U.S. Ninth Circuit - The FindLaw 9th Circuit Court of Appeals Opinion Summaries Blog

Internet Streaming Isn't the Same as Cable TV, 9th Cir. Rules

More and more Americans are cutting their cables and ditching their TVs, choosing to consume their video entertainment through online streaming services like Netflix or Hulu. But as online streamers begin to encroach on the realm of cable and broadcast TV, are they entitled to the same treatment as companies like Comcast or Viacom?

Not according to the Ninth Circuit. In a ruling this Tuesday, Fox Television Stations v.

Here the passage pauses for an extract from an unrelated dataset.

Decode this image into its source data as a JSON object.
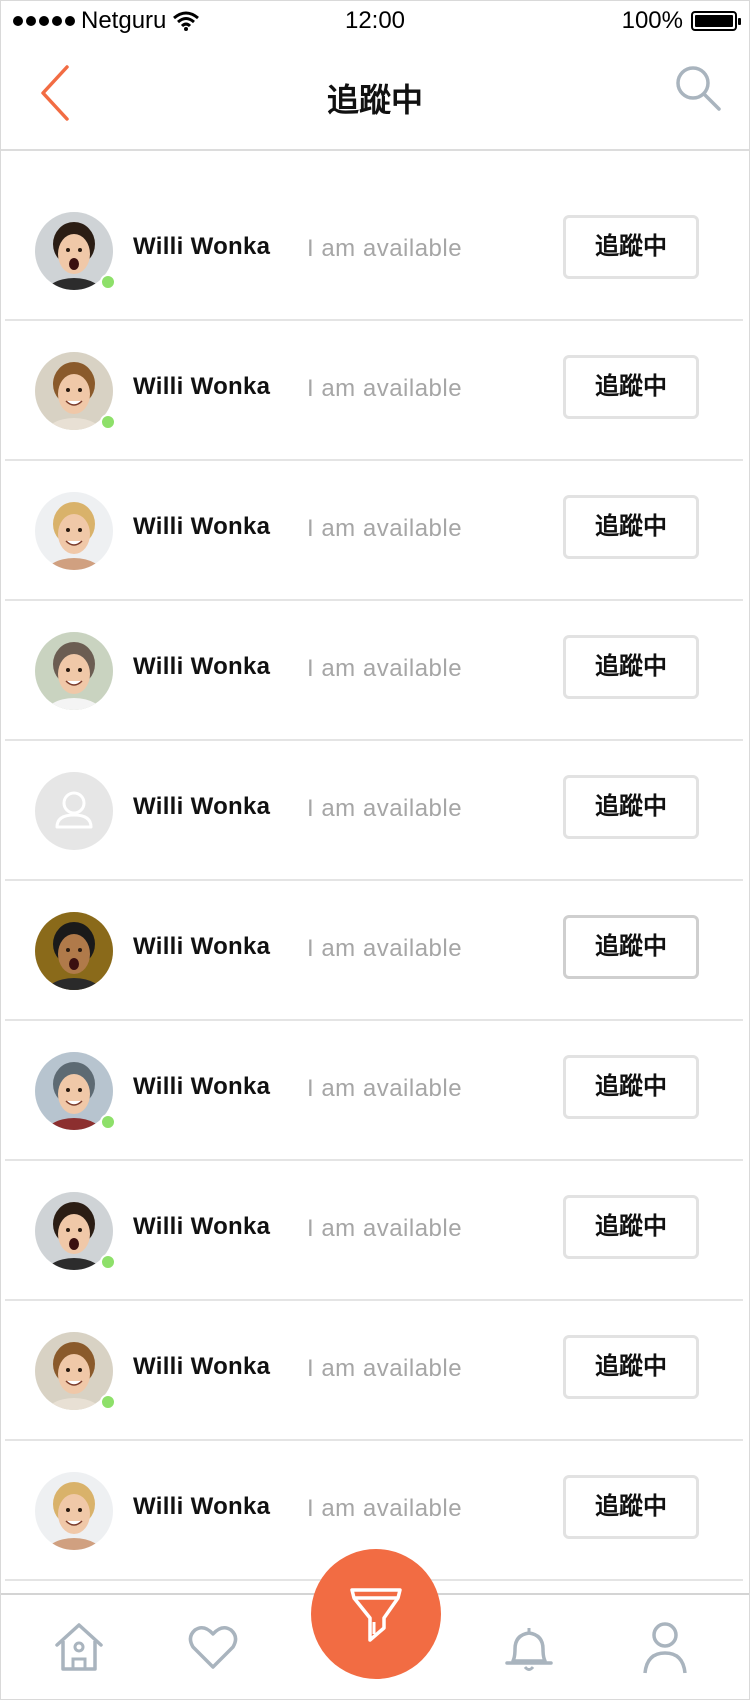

Aereokiller, the court rejected an attempt by FilmOn, an internet-based TV rebroadcaster, to obtain a compulsory cable license under the Copyright Act of 1976. The court must defer, it explained, to the Copyright Office's determination that internet rebroadcasting just wasn't the same as cable.

FilmOn Argues That It's Cable

FilmOn is an online streaming service that captures broadcast programming and retransmits it online. Through FilmOn, you can watch hundreds of actual TV channels online, much like you can watch broadcast stations over cable.

Sound familiar? It's essentially the same service that was offered by Aereo, an early local-programming-over-the-internet company. In 2014, the Supreme Court ruled that services such as Aereo's count as "performances" under the Copyright Act.

That presents a pretty major problem for FilmOn, as such rebroadcasts would infringe on copyright holder's rights. Indeed, here, several broadcast stations, led by Fox, had sued FilmOn for exactly that.

FilmOn, however, sought a clever way around those claims. Under Section 111 of the Copyright Act, cable systems are eligible for a compulsory license that allows it to retransmit a protected work in exchange for only a small royalty fee. The consent of the copyright holder isn't required.

FilmOn's arguments were originally successful. The district court had ruled that, under the plain language of Section 111 FilmOn qualified as a cable system.

On appeal, the Ninth didn't think the statute was so clear. The Copyright Act defines a "cable system" as a "facility" that "in whole or in part receives signals transmitted or programs broadcast by one or more television broadcast station licensed by the Federal Communications Commission, and makes secondary transmissions of such signals or programs ... to subscribing members of the public for such service."

Deferring to the Copyright Office

Fox argued that "facility" referred to the entire cable system needed to retransmit -- not just the cable company, but the actual wires in the ground. Since FilmOn relies on the internet's infrastructure, rather than its own, it's ineligible under Fox's interpretation.

FilmOn argued that Section 111 entitled any rebroadcaster to a compulsory license, "no matter the technological features or characteristics". Under this interpretation, it doesn't matter if the rebroadcasting happens via cable lines, satellite, or smoke signal.

Finally, the Copyright Office proposed a third reading of the statute. In two sets of rulemaking, from 1992 and 1997, the Copyright Office interpreted Section 111 as applying to "an inherently localized transmission media of limited availability" only. Those rules did not touch on the internet, but rather satellite and microwave retransmissions. Since then, the Copyright Office has repeatedly rejected arguments that internet transmission services are "cable systems."

Given the ambiguity of the statute, the court was required to defer to the Copyright Office, the Ninth explained. Whether one apply Chevron deference, or slightly less-deferential Skidmore deference, the Ninth said, FilmOn loses. When Congress created the cable license, cable was "a highly localized medium of limited availability," the court explained. Further, the Office's narrow reading prevents reading Section 111 to "sweep in every possible transmission technology".

The ruling may sound the death knell for online rebroadcasters, but FilmOn hasn't given up yet. It is currently arguing two similar cases in the D.C. and 7th Circuit, Variety reports, and is hoping to secure a more favorable ruling in those cases.